Approach drawing as a magical activity to do, to learn, and to see—profound, mysterious, and gratifying. Guided by the sequence of instruction and wise words from fellow beginners, you’ll have an art adventure—full of challenges, yes, but discoveries and rewards as well.
 
Getting Organized 

Set aside time on a regular basis to exercise your artistic capacity. It doesn’t have to involve a relentless, rigid schedule, where you’ll feel guilty if you don’t abide by it. But recognize that this new part of you needs time to flourish, whenever you can find the opportunity to engage it.

Do you have a place to draw? Since the practice of art is new to you, it’s likely you’ve borrowed space in the kitchen or in a bedroom.
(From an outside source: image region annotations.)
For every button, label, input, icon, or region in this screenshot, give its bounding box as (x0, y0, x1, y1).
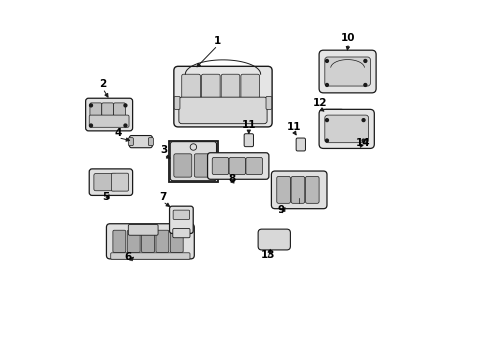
FancyBboxPatch shape (110, 253, 190, 259)
FancyBboxPatch shape (148, 138, 153, 145)
FancyBboxPatch shape (324, 109, 343, 120)
FancyBboxPatch shape (296, 138, 305, 151)
FancyBboxPatch shape (170, 141, 216, 181)
Circle shape (89, 124, 92, 127)
Text: 8: 8 (228, 174, 235, 184)
Circle shape (325, 119, 328, 122)
FancyBboxPatch shape (106, 224, 194, 259)
FancyBboxPatch shape (128, 225, 158, 235)
FancyBboxPatch shape (201, 74, 220, 101)
Circle shape (124, 124, 126, 127)
FancyBboxPatch shape (174, 96, 180, 109)
FancyBboxPatch shape (127, 230, 140, 252)
FancyBboxPatch shape (194, 154, 212, 177)
FancyBboxPatch shape (339, 111, 348, 119)
FancyBboxPatch shape (156, 230, 168, 252)
FancyBboxPatch shape (113, 103, 125, 116)
Circle shape (363, 84, 366, 86)
Circle shape (89, 104, 92, 107)
FancyBboxPatch shape (102, 103, 113, 116)
Text: 5: 5 (102, 192, 109, 202)
Circle shape (325, 139, 328, 142)
FancyBboxPatch shape (128, 138, 133, 145)
Text: 6: 6 (124, 252, 131, 262)
FancyBboxPatch shape (271, 171, 326, 209)
FancyBboxPatch shape (245, 157, 262, 175)
FancyBboxPatch shape (113, 230, 125, 252)
Text: 14: 14 (355, 138, 369, 148)
Circle shape (124, 104, 126, 107)
Circle shape (362, 139, 364, 142)
FancyBboxPatch shape (276, 176, 290, 203)
Text: 11: 11 (286, 122, 301, 132)
Text: 9: 9 (277, 205, 284, 215)
FancyBboxPatch shape (94, 174, 116, 191)
FancyBboxPatch shape (90, 103, 102, 116)
FancyBboxPatch shape (182, 74, 200, 101)
FancyBboxPatch shape (89, 169, 132, 195)
Text: 1: 1 (214, 36, 221, 45)
Circle shape (362, 119, 364, 122)
FancyBboxPatch shape (85, 98, 132, 131)
Text: 2: 2 (99, 78, 106, 89)
FancyBboxPatch shape (89, 115, 129, 127)
FancyBboxPatch shape (174, 154, 191, 177)
FancyBboxPatch shape (207, 153, 268, 179)
FancyBboxPatch shape (212, 157, 228, 175)
Text: 12: 12 (312, 98, 326, 108)
FancyBboxPatch shape (173, 210, 189, 220)
Text: 7: 7 (159, 192, 166, 202)
Circle shape (325, 59, 328, 62)
FancyBboxPatch shape (179, 97, 266, 124)
Text: 3: 3 (160, 145, 167, 155)
Text: 10: 10 (341, 33, 355, 43)
FancyBboxPatch shape (142, 230, 154, 252)
FancyBboxPatch shape (129, 135, 152, 148)
Text: 11: 11 (241, 120, 256, 130)
Bar (169, 140, 217, 182)
FancyBboxPatch shape (169, 206, 193, 233)
FancyBboxPatch shape (324, 57, 369, 86)
FancyBboxPatch shape (258, 229, 290, 250)
FancyBboxPatch shape (324, 115, 368, 143)
FancyBboxPatch shape (241, 74, 259, 101)
FancyBboxPatch shape (174, 66, 271, 127)
FancyBboxPatch shape (111, 173, 128, 191)
Text: 13: 13 (260, 249, 274, 260)
Circle shape (363, 59, 366, 62)
FancyBboxPatch shape (319, 109, 373, 148)
FancyBboxPatch shape (170, 230, 183, 252)
FancyBboxPatch shape (244, 134, 253, 147)
FancyBboxPatch shape (228, 157, 245, 175)
FancyBboxPatch shape (305, 176, 319, 203)
FancyBboxPatch shape (319, 50, 375, 93)
Text: 4: 4 (114, 128, 122, 138)
FancyBboxPatch shape (221, 74, 239, 101)
FancyBboxPatch shape (290, 176, 304, 203)
FancyBboxPatch shape (172, 228, 190, 238)
Circle shape (325, 84, 328, 86)
FancyBboxPatch shape (265, 96, 271, 109)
However, to ensure that the people you live with respect your space, it’s a good idea to let them know what you’re up to and where, especially if the apple on the kitchen counter they want to eat is part of your still life!

Keep your drawings and art supplies within reach, and in one place. To protect your work, I suggest you buy an inexpensive portfolio, large enough to hold your largest sheets of paper. That way you can save your work easily for later review. If you assemble your supplies in a toolbox or even a cardboard shoe box, you can keep all of your pencils, pens, and other supplies out of sight. A card table and chair can provide you with a mobile temporary studio. Searching for the perfect work conditions can be a form of procrastination, so just remember: a drawing can begin with only a piece of paper and a pencil.